An annulus 38 joins the first annular portion 35 to the second annular portion 36. Whilst we think it is preferable that R be greater than r, useful can ends may have R equal to r or R less than r. The centres of the radiuses R and r are spaced by a distance L.

The apparatus described above permits considerable control of the shape of the anti-peaking bead by choice of dimensions and adjustment of the travel of reform pad 21 to control how much of the frustoconical wall is transferred into the anti-peaking bead by entry into the recess 30, the width of which governs the width of anti-peaking bead created. A short travel will not create a kink 42: a longer travel will fill the "v" shaped undercut 32 and recess 30 to control the radii R,r.

Figures 19 to 21 show a modification of the apparatus in which the frustoconical surface 311 has been replaced by a gentle convex arc 312, the curvature of which acts as a cam to time the rate of movement of chuck wall material into the evolving anti-peaking bead so that further control of the shape of the anti-peaking bead is achieved.

The apparatus shown in Figures 19 and 20 has many parts identical to those already described with reference to Figures 1 to 15 so that like functioning parts are denoted by the same integer numbers; such as the pressure sleeve 19 and punch centre 16 of the top tool, and die centre ring 15 of the bottom tool.
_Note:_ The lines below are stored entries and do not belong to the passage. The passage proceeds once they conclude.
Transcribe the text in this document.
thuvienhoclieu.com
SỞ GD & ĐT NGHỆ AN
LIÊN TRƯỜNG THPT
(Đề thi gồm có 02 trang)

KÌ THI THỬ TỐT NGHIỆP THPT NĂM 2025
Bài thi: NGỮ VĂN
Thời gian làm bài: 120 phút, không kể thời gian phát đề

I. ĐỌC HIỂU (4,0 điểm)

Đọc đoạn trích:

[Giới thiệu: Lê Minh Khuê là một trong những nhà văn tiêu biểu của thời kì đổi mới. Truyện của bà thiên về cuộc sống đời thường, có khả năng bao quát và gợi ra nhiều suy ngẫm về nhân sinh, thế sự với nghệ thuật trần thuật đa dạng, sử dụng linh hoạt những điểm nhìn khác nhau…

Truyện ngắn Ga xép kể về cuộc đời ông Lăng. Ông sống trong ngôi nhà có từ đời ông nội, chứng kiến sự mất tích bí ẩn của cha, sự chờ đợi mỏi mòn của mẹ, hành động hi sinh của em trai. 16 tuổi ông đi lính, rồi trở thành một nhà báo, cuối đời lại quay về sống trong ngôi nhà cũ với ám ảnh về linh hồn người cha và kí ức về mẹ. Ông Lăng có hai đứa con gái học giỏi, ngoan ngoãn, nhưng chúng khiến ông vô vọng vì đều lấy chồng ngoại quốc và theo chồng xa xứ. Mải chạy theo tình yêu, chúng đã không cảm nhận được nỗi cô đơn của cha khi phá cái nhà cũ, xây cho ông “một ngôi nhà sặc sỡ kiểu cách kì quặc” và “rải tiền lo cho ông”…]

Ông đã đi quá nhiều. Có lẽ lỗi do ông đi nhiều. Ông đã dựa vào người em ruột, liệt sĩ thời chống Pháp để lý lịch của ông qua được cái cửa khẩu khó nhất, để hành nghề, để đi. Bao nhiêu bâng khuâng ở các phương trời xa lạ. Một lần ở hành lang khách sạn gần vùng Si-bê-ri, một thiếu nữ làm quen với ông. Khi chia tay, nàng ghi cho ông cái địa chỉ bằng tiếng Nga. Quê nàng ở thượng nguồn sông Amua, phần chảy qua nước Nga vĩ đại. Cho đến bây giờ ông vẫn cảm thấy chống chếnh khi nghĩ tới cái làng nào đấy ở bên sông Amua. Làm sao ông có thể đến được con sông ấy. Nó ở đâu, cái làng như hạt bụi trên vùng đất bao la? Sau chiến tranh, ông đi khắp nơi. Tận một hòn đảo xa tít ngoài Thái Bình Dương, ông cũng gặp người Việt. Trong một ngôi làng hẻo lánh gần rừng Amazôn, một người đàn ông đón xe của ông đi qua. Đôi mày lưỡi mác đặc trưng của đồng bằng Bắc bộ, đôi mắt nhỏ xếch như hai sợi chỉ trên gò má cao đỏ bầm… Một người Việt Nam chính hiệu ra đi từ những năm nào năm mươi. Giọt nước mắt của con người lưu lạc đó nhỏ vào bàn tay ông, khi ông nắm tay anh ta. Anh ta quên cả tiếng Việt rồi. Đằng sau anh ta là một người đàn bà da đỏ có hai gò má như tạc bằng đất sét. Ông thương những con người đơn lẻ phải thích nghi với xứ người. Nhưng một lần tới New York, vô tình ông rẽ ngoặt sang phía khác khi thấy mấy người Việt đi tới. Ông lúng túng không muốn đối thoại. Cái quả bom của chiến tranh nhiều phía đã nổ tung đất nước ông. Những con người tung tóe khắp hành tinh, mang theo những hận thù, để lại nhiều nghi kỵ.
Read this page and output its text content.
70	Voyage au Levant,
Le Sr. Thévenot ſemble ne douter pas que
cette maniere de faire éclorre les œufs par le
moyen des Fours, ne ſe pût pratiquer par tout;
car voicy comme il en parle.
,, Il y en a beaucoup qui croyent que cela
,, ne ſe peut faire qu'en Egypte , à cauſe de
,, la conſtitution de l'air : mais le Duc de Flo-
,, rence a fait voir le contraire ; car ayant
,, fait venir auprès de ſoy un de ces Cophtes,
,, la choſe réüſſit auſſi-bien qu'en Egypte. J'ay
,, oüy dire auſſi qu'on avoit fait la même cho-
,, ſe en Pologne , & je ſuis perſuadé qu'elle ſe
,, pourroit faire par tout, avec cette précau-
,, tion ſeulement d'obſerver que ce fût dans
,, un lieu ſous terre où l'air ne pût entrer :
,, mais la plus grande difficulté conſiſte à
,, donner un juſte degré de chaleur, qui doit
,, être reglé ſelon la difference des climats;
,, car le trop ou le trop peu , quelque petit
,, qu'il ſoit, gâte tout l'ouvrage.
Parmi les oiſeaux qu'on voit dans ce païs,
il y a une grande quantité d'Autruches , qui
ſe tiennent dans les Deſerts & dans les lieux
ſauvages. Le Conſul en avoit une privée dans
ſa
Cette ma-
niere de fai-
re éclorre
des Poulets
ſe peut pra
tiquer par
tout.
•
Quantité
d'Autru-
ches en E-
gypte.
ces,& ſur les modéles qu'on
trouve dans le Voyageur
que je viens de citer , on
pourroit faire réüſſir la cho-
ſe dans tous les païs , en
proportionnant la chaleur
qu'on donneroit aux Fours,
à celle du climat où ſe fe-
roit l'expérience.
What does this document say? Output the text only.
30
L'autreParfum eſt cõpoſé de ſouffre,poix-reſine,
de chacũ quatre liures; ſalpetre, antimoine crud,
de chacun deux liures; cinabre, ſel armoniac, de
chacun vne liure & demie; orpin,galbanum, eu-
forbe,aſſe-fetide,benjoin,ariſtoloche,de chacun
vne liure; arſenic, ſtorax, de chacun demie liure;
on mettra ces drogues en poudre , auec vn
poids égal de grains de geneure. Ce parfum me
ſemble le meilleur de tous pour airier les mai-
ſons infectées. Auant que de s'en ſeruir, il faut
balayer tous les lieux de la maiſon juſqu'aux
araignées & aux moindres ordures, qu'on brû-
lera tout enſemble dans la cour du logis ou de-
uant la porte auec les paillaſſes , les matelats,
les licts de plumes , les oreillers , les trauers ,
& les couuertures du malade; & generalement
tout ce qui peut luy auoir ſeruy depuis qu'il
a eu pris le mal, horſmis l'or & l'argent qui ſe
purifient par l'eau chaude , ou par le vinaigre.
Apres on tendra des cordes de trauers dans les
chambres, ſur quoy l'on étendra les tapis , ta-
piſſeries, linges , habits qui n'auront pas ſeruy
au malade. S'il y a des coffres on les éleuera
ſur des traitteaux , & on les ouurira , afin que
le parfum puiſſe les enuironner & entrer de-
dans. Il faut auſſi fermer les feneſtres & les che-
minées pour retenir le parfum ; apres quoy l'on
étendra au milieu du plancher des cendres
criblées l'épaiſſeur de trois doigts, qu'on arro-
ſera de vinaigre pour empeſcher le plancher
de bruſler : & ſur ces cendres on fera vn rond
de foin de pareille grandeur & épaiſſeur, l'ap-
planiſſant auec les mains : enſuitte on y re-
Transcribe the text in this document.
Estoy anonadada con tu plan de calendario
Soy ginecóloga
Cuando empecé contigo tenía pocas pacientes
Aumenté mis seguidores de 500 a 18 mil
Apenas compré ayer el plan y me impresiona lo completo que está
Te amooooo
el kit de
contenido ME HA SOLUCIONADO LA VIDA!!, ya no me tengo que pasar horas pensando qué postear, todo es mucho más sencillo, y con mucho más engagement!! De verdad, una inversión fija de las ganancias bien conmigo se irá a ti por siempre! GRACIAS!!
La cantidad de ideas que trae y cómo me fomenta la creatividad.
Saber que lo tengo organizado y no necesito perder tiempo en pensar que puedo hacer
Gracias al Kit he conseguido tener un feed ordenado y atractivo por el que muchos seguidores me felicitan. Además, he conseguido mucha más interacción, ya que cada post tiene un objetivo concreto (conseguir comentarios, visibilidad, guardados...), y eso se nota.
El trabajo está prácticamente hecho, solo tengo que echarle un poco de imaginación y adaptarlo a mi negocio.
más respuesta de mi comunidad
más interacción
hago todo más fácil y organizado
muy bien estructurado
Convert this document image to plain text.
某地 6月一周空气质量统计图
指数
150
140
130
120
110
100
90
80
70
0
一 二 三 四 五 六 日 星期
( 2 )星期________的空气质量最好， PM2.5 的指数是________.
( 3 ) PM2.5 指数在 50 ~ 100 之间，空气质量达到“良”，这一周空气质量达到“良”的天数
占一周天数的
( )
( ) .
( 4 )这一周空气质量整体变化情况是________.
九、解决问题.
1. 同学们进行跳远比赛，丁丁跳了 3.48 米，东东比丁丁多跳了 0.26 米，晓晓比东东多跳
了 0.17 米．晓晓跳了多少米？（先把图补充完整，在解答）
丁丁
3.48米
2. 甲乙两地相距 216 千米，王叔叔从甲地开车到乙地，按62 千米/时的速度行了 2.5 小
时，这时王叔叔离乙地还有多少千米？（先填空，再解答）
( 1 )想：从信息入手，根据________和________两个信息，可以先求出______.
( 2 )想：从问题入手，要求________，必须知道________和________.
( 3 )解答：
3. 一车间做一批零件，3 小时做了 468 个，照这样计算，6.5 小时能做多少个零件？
However, in Figure 19, it will be seen that the outer annular ring portion 31 of the reform pad has a gentle convex arcuate surface 312, best seen in Figure 20. At bottom dead centre, as shown in Figure 19, drawing of the preliminary can end shell is complete and the chuck wall extends as a frustrum of a cone clear of both the side wall of punch centre 16 and the convex arc 312 which has been pushed down by the punch centre 16 acting through the sheet metal on the nose 21 of the reform pad.

Figure 21 shows the apparatus of Figure 19 at the end of the reforming operation, the outer ring portion 31 has risen to

abut the beak of the die centre ring 15 and, in so doing, has progressively pushed chuck wall material into the anti-peaking bead at a rate and a distance governed by the convex arc 312. In the manufacture of a can end of diameter 57 mm from aluminium alloy sheet 0.45 mm thick the convex arc has typically a radius R, of about 75 mm and extends a vertical distance of about 3.8 mm as shown on an enlarged scale in Figure 20.

Choice of suitable dimensions for gentle convex arc therefore provides a means to localised modification of the shape of the anti-peaking bead. The lateral thrust delivered by the convex arc 312 or the frustoconical surface 311 may cause some advantageous thickening of the material of the anti-peaking bead.

In the embodiment of Figures 19-21 the nose 21 of the reform pad has * a smoother profile; the V-shaped undercut 32 being omitted from this embodiment.